Vatandaş pratik düşüncesiyle, önüne gelene, çalım atıyordu. Böylece toplum içerisinde, çalım üzerine bir yaşantı kurmayı başardı. Ayrıca iç dünyasında da kıvırmayı meziyet kabul etti. Vatandaş kıvırma şansını, kendine mal ediyor ve kıvırırken kıvrılıyordu.
Kıvrılıyordu geleneksel yapıdan, yenilikçiliğe. Yenilikçiliğe kıvrılırken, sanki bataklığın; zehirli otunu, böceğini ve sürüngeninden ürküyordu.
Vatandaş bilinçli olarak, karşısına çıkan etkenleri kıvırarak atlatıyordu. Kıvırtan ve kıvırdıkça da olayın püf noktalarını öğrenen vatandaş, ezilmişlik korkusundan sıyrılıyor, fakat geleceğini akıl etmiyordu. Çalım için yeni yollar bulması gerekiyordu.
Vatandaşın kıvraklığı devam ediyor ama maddi gücünü kaybettiği için eli avucu her çalımda biraz daha boş kalıyor. Böylece gücünü başkalarına kaptıran vatandaş, kıvrılıyor ve çalım yemeye başlıyor ve ayakta duramaz hale geliyordu. “Ne yerse yesin,” durumuna düşüyordu.
Çalım yiyen vatandaş, israfı hoş görüyor ve yakı yemiş balığa dönüşüyordu.
Vatandaş, lüks arabalar, uçaklar ve yalılarla öyle bir çalım yedi ki, bir daha kendini düzeltemedi. Tasarruf aklına bile gelmedi.
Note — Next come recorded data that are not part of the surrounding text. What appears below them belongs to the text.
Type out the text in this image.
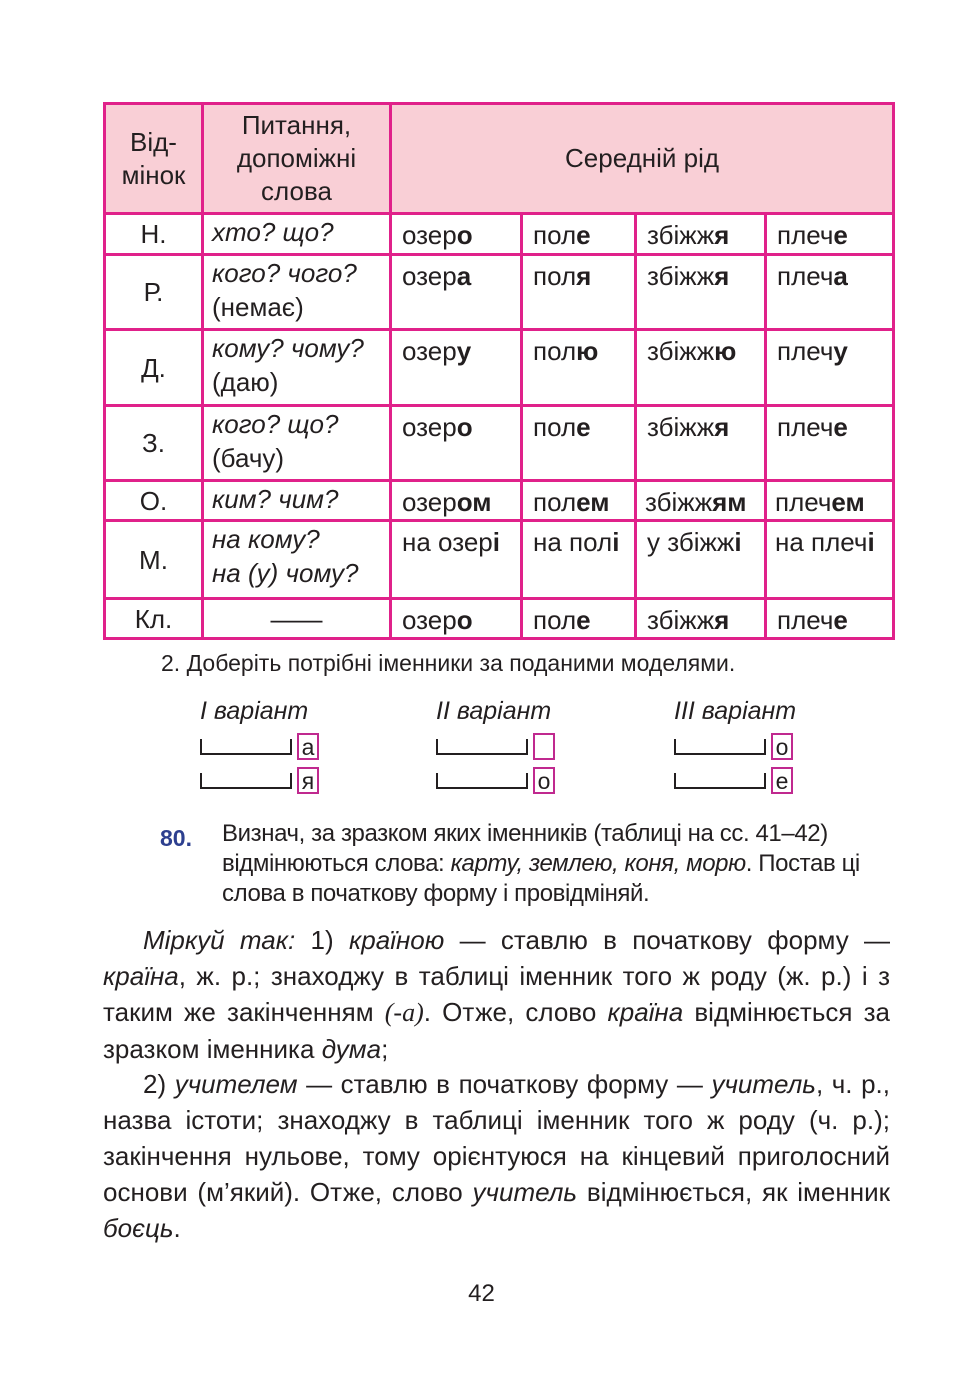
Від-
мінок	Питання,
допоміжні
слова	Середній рід			
Н.	хто? що?	озеро	поле	збіжжя	плече
Р.	кого? чого?
(немає)	озера	поля	збіжжя	плеча
Д.	кому? чому?
(даю)	озеру	полю	збіжжю	плечу
З.	кого? що?
(бачу)	озеро	поле	збіжжя	плече
О.	ким? чим?	озером	полем	збіжжям	плечем
М.	на кому?
на (у) чому?	на озері	на полі	у збіжжі	на плечі
Кл.	——	озеро	поле	збіжжя	плече

2. Доберіть потрібні іменники за поданими моделями.

I варіант
а
я
II варіант
о
III варіант
о
е
80. Визнач, за зразком яких іменників (таблиці на сс. 41–42) відмінюються слова: карту, землею, коня, морю. Постав ці слова в початкову форму і провідміняй.

Міркуй так: 1) країною — ставлю в початкову форму — країна, ж. р.; знаходжу в таблиці іменник того ж роду (ж. р.) і з таким же закінченням (-а). Отже, слово країна відмінюється за зразком іменника дума;

2) учителем — ставлю в початкову форму — учитель, ч. р., назва істоти; знаходжу в таблиці іменник того ж роду (ч. р.); закінчення нульове, тому орієнтуюся на кінцевий приголосний основи (м’який). Отже, слово учитель відмінюється, як іменник боєць.

42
Vatandaş kimi deryaya, kimi orman alanlarına ve kimi de yeşil vadilere fakat hepsi de insanımıza karşı olan, köşk sahibi olmayı hayal etti.
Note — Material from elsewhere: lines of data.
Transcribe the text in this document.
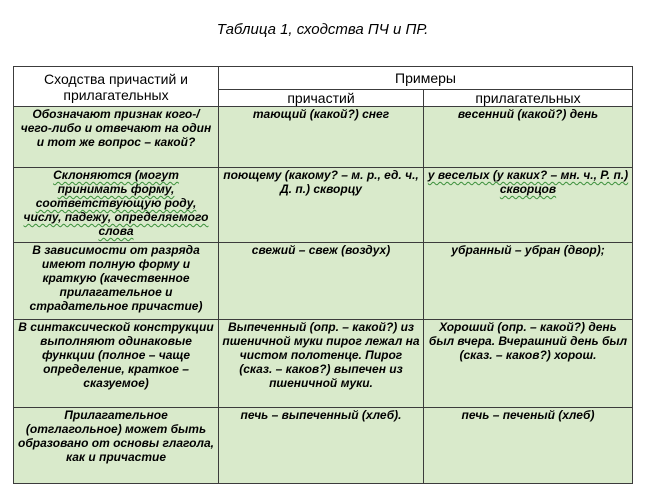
Таблица 1, сходства ПЧ и ПР.
Сходства причастий и прилагательных	Примеры	
	причастий	прилагательных
Обозначают признак кого-/чего-либо и отвечают на один и тот же вопрос – какой?	тающий (какой?) снег	весенний (какой?) день
Склоняются (могут принимать форму, соответствующую роду, числу, падежу, определяемого слова	поющему (какому? – м. р., ед. ч., Д. п.) скворцу	у веселых (у каких? – мн. ч., Р. п.) скворцов
В зависимости от разряда имеют полную форму и краткую (качественное прилагательное и страдательное причастие)	свежий – свеж (воздух)	убранный – убран (двор);
В синтаксической конструкции выполняют одинаковые функции (полное – чаще определение, краткое – сказуемое)	Выпеченный (опр. – какой?) из пшеничной муки пирог лежал на чистом полотенце. Пирог (сказ. – каков?) выпечен из пшеничной муки.	Хороший (опр. – какой?) день был вчера. Вчерашний день был (сказ. – каков?) хорош.
Прилагательное (отглагольное) может быть образовано от основы глагола, как и причастие	печь – выпеченный (хлеб).	печь – печеный (хлеб)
Vatandaş bugün patates, yarın soğan aldı. Her ikisini de yemeğinde kullandı. Kullandı ama alım gücü geçim adına atılacak çalıma karşılık gelmezdi. Neyin çalımı artık alım gücünü geçmiş olan yiyecekleri vitrinde izleme fırsatını bari verseler de gözü bari doysa.
Vatandaş elini eteğini çekmiş ve umudu örselenmiştir. Çünkü hareket kabiliyetini kaybetmiştir.
Vatandaş bilmeden BOP ile karşılaşmış ve nasıl bir tavır alacağını bilememiştir.
Bundan sonraki kıvırma, kendi kendine olacaktır. Çalım üzerine çalım misali.